December 22, 2003 | Ask Gael
Are too many cookbooks just barely enough?

        Even as I deaccession my cookbook overload, I can’t resist the new. The Maccioni Family Cookbook (Stewart, Tabori & Chang) is a keeper, if only for Mama Egi’s ingenious and wonderfully moving memoir. Simple is this year’s mantra—pure, real, no fuss—and Rozanne Gold has found yet another 500 three-ingredient recipes for Cooking 1-2-3 (Stewart, Tabori & Chang), the latest collection of her popular haiku. As scandalous as it is to find canned broth in Tom Valenti’s Soups, Stews and One-Pot Meals (Scribner), I forgive him, since I do, too. And Valenti’s recipes always work. Here his mythic lamb shanks go Moroccan. Just when it seemed Madhur Jaffrey couldn’t squeeze one more thrill out of India’s cookery, she comes up with From Curries to Kebabs (Clarkson Potter), recipes from the Indian diaspora. Celebrate! (Workman), a gathering of American classics from Sheila Lukins, is reason enough to celebrate.

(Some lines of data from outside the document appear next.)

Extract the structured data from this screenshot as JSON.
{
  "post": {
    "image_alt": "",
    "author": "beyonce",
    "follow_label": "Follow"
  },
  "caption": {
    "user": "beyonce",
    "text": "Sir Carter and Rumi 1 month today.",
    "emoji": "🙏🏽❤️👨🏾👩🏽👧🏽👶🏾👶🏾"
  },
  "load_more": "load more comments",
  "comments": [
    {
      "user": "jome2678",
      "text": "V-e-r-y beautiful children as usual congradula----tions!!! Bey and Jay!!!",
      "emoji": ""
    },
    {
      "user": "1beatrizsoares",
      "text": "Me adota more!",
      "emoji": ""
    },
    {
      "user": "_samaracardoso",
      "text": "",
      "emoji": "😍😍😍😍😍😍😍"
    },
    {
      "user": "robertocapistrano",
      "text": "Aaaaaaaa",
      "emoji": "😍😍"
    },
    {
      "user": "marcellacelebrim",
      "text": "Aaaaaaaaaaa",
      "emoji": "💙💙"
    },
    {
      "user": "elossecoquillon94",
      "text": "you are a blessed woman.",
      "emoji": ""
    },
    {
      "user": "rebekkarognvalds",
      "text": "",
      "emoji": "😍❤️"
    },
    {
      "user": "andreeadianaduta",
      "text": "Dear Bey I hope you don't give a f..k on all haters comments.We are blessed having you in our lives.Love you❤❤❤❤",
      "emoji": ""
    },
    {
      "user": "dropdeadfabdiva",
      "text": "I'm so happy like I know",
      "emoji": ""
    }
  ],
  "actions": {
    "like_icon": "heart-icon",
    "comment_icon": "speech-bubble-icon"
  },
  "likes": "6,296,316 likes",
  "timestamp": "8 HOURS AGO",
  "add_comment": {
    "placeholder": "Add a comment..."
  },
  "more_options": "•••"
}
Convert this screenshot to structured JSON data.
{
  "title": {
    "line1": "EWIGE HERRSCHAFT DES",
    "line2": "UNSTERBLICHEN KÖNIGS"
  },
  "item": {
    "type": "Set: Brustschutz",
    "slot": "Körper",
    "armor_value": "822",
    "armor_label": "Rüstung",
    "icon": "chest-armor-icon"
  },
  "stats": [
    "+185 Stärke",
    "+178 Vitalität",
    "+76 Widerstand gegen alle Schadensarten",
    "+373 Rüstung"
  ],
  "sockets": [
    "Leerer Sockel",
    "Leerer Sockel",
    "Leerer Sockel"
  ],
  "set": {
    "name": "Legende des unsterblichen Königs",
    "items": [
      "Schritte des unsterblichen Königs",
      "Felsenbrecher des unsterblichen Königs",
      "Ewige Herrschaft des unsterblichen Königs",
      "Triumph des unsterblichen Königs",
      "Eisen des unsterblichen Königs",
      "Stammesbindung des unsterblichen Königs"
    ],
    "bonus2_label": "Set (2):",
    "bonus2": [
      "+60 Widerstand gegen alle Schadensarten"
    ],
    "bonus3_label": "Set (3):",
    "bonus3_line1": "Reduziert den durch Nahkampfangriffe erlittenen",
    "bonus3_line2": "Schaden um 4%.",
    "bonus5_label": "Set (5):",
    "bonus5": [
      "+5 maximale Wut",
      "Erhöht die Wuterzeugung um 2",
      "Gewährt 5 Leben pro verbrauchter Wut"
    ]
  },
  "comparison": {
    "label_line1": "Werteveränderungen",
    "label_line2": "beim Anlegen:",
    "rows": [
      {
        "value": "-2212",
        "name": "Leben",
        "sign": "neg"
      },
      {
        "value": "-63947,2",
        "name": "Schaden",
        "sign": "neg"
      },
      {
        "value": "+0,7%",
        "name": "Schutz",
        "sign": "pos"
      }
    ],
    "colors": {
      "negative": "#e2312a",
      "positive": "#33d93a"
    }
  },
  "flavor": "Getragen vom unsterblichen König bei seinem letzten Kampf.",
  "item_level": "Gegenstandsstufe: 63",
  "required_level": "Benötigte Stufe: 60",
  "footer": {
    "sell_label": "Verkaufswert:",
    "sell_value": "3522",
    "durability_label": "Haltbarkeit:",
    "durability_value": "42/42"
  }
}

James Peterson and I share an obsession, as is clear from The Duck Cookbook (Stewart, Tabori & Chang). Chef groupies will covet the newest pot-boiling-overs from their favorites. Even I feel a need for Douglas Rodriguez’s The Great Ceviche Book (Ten Speed) and David Bouley’s East of Paris (Ecco/Harper Collins)—I’m wild about that walnut-praline cake. And Spago’s pastry whiz, Sherry Yard, has so cleverly organized The Secrets of Baking (Houghton Mifflin) that I’m driven to making lemon-curd goodies and truffles for Christmas gifts. The New American Chef (Wiley), from my pals Andrew Dornenburg and Karen Page, explores flavors and techniques in the words of the chefs themselves. And what a joy to toss out a drawerful of wrinkled clippings now that Gillian Duffy has chosen the 100 best recipes from this magazine for New York Cooks (Stewart, Tabori & Chang).